We planted this iPhone and it only grew one kale leaf (Alexis Madrigal).

I can't help but draw the parallel back to the 1960s back-to-the-landers, some of whom became what I call solar transcendentalists, people who thought changing their energy supply would change their souls. (A typical comment: "We grow more in awe of the tenuous hold our lives have on this small planet, more convinced that the sun renews us, in an almost religious way.") Their results varied. 

In the late 60s and early 70s, researcher Daniel Yankelovich started polling college students, and found that they'd turned away from the technologies that had helped create the enormously wealthy American society. The movement, though, was not political so much as social. Most wanted to change their own lives more than they wanted to change society. Yankelovich called this phenomenon "The New Naturalism." The packet of ideas, as summarized by political scientist Gabriel Almond, included: 

turning off toward the achievement ethic, competition, science, technology, and bureaucracy, and a turning on toward direct sensory experience, adapting to nature rather than seeking to master it, cultivating deep and honest relationships in small groups, and seeking self knowledge through introspection. 

Compare that summary to Colin's description of Camp Grounded:

The urge to check in, to check out, to Vine, to Snap, to Tumbl, faded with surprising ease. But the Camp Grounded vision of technology's toxic influence is more holistic: money, clocks, alcohol, drugs, and any talk of people's ages or work were all off-limits. Conversations could no longer begin with 'What do you do?'

Turn against achievement ethic? Check. Turn against technology? Check. Direct sensory experience? Check. Adapting to nature? Check.

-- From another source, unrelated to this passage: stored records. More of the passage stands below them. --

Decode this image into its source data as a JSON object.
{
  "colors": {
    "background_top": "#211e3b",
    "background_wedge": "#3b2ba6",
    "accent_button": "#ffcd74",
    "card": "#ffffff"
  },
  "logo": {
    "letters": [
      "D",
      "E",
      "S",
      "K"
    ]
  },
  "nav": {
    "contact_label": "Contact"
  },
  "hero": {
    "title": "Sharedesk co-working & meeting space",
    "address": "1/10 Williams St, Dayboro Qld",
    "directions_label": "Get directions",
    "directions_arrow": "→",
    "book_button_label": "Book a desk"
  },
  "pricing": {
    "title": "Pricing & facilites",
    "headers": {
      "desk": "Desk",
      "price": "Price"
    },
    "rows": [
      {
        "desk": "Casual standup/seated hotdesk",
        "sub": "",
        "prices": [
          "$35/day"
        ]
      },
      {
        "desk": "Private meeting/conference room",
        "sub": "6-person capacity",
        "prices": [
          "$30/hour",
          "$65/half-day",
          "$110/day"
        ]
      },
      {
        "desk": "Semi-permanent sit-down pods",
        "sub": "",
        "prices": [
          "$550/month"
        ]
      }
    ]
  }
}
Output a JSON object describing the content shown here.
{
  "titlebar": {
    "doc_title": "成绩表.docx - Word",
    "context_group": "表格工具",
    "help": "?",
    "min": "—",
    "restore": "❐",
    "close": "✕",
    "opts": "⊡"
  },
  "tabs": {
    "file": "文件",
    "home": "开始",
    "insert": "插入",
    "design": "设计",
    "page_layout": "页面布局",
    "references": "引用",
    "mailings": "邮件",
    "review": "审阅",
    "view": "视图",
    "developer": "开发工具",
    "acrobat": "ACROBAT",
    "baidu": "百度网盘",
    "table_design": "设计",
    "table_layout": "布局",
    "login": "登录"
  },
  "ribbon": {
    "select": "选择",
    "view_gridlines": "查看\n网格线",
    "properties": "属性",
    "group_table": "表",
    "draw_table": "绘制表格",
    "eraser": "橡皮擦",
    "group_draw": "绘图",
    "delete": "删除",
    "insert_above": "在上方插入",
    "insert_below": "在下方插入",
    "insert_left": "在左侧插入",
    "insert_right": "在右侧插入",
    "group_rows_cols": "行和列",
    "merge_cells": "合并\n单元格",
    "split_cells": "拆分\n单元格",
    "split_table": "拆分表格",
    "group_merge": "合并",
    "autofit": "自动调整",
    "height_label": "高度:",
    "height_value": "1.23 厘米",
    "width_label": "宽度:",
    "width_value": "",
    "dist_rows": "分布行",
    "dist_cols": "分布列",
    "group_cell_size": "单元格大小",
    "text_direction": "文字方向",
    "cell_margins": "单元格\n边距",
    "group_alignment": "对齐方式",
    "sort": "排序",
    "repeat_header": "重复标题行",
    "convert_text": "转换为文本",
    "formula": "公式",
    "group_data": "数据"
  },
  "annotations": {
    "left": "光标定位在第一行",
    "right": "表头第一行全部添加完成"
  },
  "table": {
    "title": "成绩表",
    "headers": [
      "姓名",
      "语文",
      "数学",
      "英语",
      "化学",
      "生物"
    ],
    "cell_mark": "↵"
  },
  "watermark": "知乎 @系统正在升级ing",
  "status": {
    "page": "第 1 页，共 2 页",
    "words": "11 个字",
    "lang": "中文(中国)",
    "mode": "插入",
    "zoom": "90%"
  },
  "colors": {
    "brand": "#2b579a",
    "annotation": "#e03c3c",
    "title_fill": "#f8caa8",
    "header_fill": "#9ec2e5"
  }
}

Cultivating deep and honest relationships in small groups? Check. 

As for introspection... The Times' article describes one 45-year-old CEO "carrying the Camp Grounded journal he was given in which he asked himself over and over 'Who am I?' before concluding that he is 'a man with an open heart.'" It ends with the author staring up at the sky, "looking for shooting stars, not reality ones. And for once, I was enjoying the silence."

Digital Detox's name even conjures up the same chemophobia that pervades the current whole foods movement. It says: technology is toxic and addictive, unnatural.

The list of banned items extended beyond phones to beer and *time* itself. According to the Times account, all meals were vegan and gluten-free. The men and women were also separated into different sleeping grounds, and there wasn't much free love. (It turns out that the hippie future is way less fun than the hippie past.)